The effect of a behavioural management tool in adults with mild to moderate periodontitis. A single-blind, randomized controlled trial.

Autor: Donos N; Centre for Oral Immunobiology & Regenerative Medicine and Centre for Oral Clinical Research, Institute of Dentistry, Barts and The London School of Medicine and Dentistry, Queen Mary University of London, London, UK., Suvan JE; Unit of Periodontology, Eastman Dental Institute, University College London (UCL), London, UK., Calciolari E; Centre for Oral Immunobiology & Regenerative Medicine and Centre for Oral Clinical Research, Institute of Dentistry, Barts and The London School of Medicine and Dentistry, Queen Mary University of London, London, UK.; Department of Medicine and Surgery, School of Dental Medicine, University of Parma, Parma, Italy., Nibali L; Centre for Oral Immunobiology & Regenerative Medicine and Centre for Oral Clinical Research, Institute of Dentistry, Barts and The London School of Medicine and Dentistry, Queen Mary University of London, London, UK.; Centre for Host-Microbiome Interactions, Guy's Hospital, Kings College London, London, UK., Rollnick S; Cochrane School of Primary Care & Public Health, Cardiff University, Cardiff, UK.
Jazyk: angličtina
Zdroj: Journal of periodontal research [J Periodontal Res] 2021 Jan; Vol. 56 (1), pp. 46-57. Date of Electronic Publication: 2020 Sep 22.
DOI: 10.1111/jre.12790
Abstrakt: Objective: To compare a behavioural management program (test) to a standard communication approach (control) to reduce plaque, improve clinical outcomes and patient's compliance with oral self-care.

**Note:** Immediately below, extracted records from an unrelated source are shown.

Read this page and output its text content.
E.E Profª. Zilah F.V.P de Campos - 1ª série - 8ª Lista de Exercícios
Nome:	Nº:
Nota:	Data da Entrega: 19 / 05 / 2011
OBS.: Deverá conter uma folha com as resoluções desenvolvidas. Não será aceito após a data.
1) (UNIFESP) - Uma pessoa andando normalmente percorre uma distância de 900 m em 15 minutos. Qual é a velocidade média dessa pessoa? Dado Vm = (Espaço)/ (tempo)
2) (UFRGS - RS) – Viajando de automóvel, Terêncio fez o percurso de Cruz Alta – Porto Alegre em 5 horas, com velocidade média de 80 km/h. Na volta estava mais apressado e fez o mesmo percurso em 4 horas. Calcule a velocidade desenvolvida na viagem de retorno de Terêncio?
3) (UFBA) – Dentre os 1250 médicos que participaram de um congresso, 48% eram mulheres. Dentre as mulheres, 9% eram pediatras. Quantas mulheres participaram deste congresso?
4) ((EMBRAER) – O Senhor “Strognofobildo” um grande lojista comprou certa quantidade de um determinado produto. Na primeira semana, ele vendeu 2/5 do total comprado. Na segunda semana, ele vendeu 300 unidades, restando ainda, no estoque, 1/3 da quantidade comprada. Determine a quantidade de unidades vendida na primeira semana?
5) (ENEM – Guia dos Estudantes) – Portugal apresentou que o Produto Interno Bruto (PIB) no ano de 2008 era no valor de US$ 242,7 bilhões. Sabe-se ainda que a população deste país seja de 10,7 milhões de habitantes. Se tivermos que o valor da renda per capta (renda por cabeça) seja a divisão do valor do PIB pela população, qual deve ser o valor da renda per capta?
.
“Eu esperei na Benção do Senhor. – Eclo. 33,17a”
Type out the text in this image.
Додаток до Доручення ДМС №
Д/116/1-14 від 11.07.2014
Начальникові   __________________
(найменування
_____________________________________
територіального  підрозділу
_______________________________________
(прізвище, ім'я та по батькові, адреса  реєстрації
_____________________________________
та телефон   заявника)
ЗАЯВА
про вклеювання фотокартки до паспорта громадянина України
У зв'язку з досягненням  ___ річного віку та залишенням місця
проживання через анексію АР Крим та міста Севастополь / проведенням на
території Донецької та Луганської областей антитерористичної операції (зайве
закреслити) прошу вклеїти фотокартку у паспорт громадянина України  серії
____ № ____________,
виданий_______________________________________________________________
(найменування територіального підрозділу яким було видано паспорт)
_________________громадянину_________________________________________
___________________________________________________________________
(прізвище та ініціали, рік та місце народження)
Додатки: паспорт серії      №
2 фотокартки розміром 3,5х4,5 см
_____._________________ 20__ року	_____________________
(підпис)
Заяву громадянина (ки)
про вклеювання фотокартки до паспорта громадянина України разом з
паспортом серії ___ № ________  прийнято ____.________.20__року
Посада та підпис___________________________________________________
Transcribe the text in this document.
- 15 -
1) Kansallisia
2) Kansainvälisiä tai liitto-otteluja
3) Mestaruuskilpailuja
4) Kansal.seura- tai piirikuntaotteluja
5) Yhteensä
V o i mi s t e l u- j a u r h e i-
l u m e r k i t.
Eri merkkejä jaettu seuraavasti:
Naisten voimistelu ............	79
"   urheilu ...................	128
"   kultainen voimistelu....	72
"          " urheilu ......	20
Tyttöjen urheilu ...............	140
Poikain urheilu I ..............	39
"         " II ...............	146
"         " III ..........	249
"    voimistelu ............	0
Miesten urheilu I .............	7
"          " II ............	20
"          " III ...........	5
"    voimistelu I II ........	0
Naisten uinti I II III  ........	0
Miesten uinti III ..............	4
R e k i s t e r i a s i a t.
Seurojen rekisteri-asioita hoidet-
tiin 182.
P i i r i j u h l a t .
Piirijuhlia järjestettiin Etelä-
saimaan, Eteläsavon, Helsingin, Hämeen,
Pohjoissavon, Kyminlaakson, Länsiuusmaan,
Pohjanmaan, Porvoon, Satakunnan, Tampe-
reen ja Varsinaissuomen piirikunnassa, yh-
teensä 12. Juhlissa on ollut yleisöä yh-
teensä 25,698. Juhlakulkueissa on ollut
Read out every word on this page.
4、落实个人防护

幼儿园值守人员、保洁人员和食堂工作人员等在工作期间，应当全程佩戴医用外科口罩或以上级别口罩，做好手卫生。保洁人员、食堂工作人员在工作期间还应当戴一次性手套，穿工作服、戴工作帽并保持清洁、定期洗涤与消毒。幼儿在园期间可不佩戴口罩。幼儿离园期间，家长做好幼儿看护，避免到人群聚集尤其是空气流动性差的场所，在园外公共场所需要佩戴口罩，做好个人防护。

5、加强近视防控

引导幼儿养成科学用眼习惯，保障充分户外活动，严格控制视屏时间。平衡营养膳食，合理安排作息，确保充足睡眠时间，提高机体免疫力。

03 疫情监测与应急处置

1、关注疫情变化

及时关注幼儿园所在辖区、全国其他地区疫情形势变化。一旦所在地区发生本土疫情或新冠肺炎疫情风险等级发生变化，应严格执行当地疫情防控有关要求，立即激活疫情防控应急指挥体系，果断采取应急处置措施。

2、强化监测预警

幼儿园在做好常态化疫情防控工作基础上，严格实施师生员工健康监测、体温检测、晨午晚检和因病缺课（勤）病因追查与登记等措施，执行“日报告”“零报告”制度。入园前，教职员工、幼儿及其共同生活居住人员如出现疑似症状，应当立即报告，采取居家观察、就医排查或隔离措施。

Background: Since psychological factors affect oral health-related behaviours, approaches directed at changing behaviours and improving compliance might improve the effect of oral health education.
Materials and Methods: This was a randomized, single-blind, parallel-design trial involving 71 patients with mild to moderate periodontitis. During a run-in period, all participants began using a power toothbrush. Two sessions of non-surgical periodontal therapy were performed post-baseline, along with one of the two oral healthcare communication approaches. Plaque and bleeding scores, probing pocket depth (PPD) and clinical attachment level (CAL) were recorded at the screening visit, baseline visit and at 8 and 14 weeks post-baseline. Patients were asked to fill in oral self-care diaries. Experience questionnaires were administered to both clinicians and patients to assess subjective experience of the clinician-patient interactions during the visits.
Results: In both groups, a significant reduction in plaque and bleeding scores was observed from baseline to 8 weeks after baseline, which then remained stable at week 14, but no differences between the groups were noted. An improvement in CAL and PPD was recorded at week 8 post-baseline in the test compared to the control group. No inter-group differences in the clinician's and subject's experience questionnaires were observed.
Conclusion: Both approaches significantly promoted periodontal health. However, changing lifestyle requires repeated communication/engagement over time and a behavioural management program based upon two visits did not provide additional benefit compared to a standard approach.
(© 2020 John Wiley & Sons A/S. Published by John Wiley & Sons Ltd.)